La libéralisation du commerce et la lutte contre la spéculation sont des pistes contre l'envolée des prix alimentaires et les risques de pénurie qu'ils provoquent, ont estimé les ministres de l'Agriculture d'une cinquantaine de pays réunis à Berlin.
"Le combat contre la faim figure tout en haut des priorités de la communauté internationale", a assuré samedi la ministre allemande, Ilse Aigner, au terme de ce sommet organisé dans la cadre de la Grüne Woche de Berlin, le plus important salon agricole au monde.
Lutter contre la flambée des prix agricoles passe avant tout par "une coordination des politiques agricoles, de développement, ainsi que des politiques commerciales et financières", a estimé la ministre.
Selon la Banque internationale de développement "investir dans l'agriculture produit quatre fois plus de résultats dans le domaine de la lutte contre la pauvreté que d'investir dans n'importe quel autre secteur", a-t-elle souligné.

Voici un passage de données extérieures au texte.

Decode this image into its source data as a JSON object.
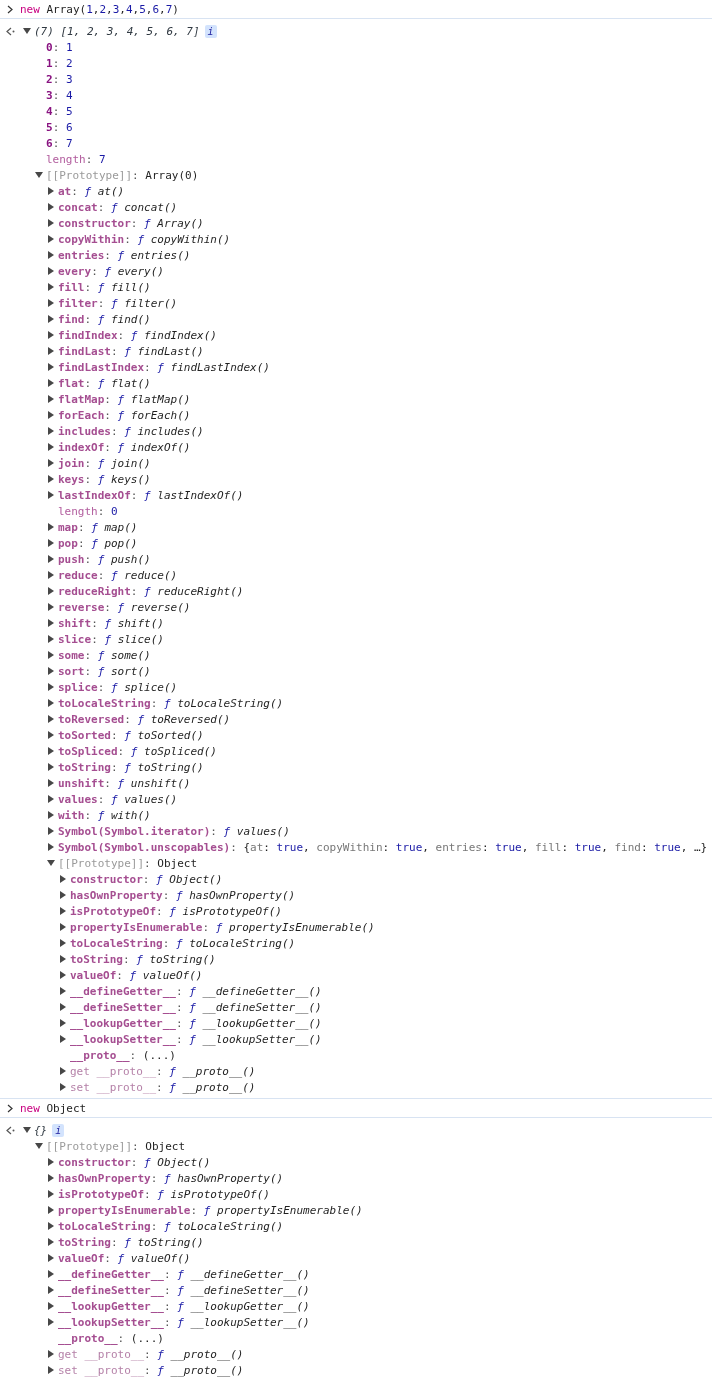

Car si la demande est en hausse constante, l'offre ne suit pas, ont reconnu les ministres.
Il se sont montrés aussi unanimes sur les causes de la pénurie que sur les conséquences: instabilité sociale et émeutes de la faim menacent à nouveau.
"Nous (en) connaîtrons à nouveau en 2011 ou en 2012 (...) si nous ne prenons pas rapidement tous ensemble les décisions nécessaires", a prévenu le ministre français Bruno Le Maire.
Son homologue marocain Aziz Akhannouch a également dénoncé une "flambée des prix" qui menace le pouvoir d'achat, et donc la stabilité politique de son pays, gros importateur de blé, dont le cours a presque doublé l'an dernier.
En apparence, les pays présents sont aussi d'accord sur les pistes à suivre pour résoudre ces problèmes: augmentation de la production par une hausse des rendements et libéralisation du commerce.
"Le commerce est une partie de la solution, pas du problème", a assuré le directeur général de l'Organisation mondiale du commerce (OMC), le Français Pascal Lamy.
"Il est important d'ouvrir les frontières" pour certains produits, a plaidé la ministre kenyane Sally Jepngetich Kosgey.
Mais les intérêts divergent. "Chacun cherche d'abord à soutenir sa propre infrastructure, et ensuite à commercer avec les autres", a résumé le ministre canadien Gerry Ritz.
"Il existe des barrières dans certains pays pour protéger la sécurité alimentaire", a reconnu l'Ukrainien Mykola Prissiajnouk. Sixième producteur mondial de blé, son pays a récemment prolongé des restrictions d'exportation jusqu'à mars, après une terrible sécheresse en 2010, une mesure qui est loin de ravir nombre d'acteurs du secteur, en Ukraine même.
"Nous ne pouvons pas dans le même temps demander le respect de (certaines) règles, et ouvrir tout grand nos frontières à des produits qui ne (les) respectent pas", a argumenté le ministre français, citant les normes de qualité et environnementales.
La lutte contre la spéculation sur les marchés des matières premières agricoles, incriminée dans la flambée de prix actuelle, est plus consensuelle.
Tout en reconnaissant que "les fluctuations de prix font partie du marché", Mme Aigner a estimé que "les produits agricoles (n'étaient ) pas comme les autres" et ne (devaient) pas devenir "des instruments pour flambeurs".
La France a mis le sujet au menu de sa présidence du G20, a souligné M. Le Maire.
"Il y a aujourd'hui une incertitude totale" sur les volumes disponibles des denrées agricoles, a-t-il dit, "ce n'est pas normal qu'il y ait aussi peu d'information". Selon lui, "la transparence fera la stabilisation du marché".
Il a assuré avoir reçu un très bon accueil sur ce sujet, même si la France "continue à discuter" avec des pays moins réceptifs, comme la Chine et les USA, absents à Berlin.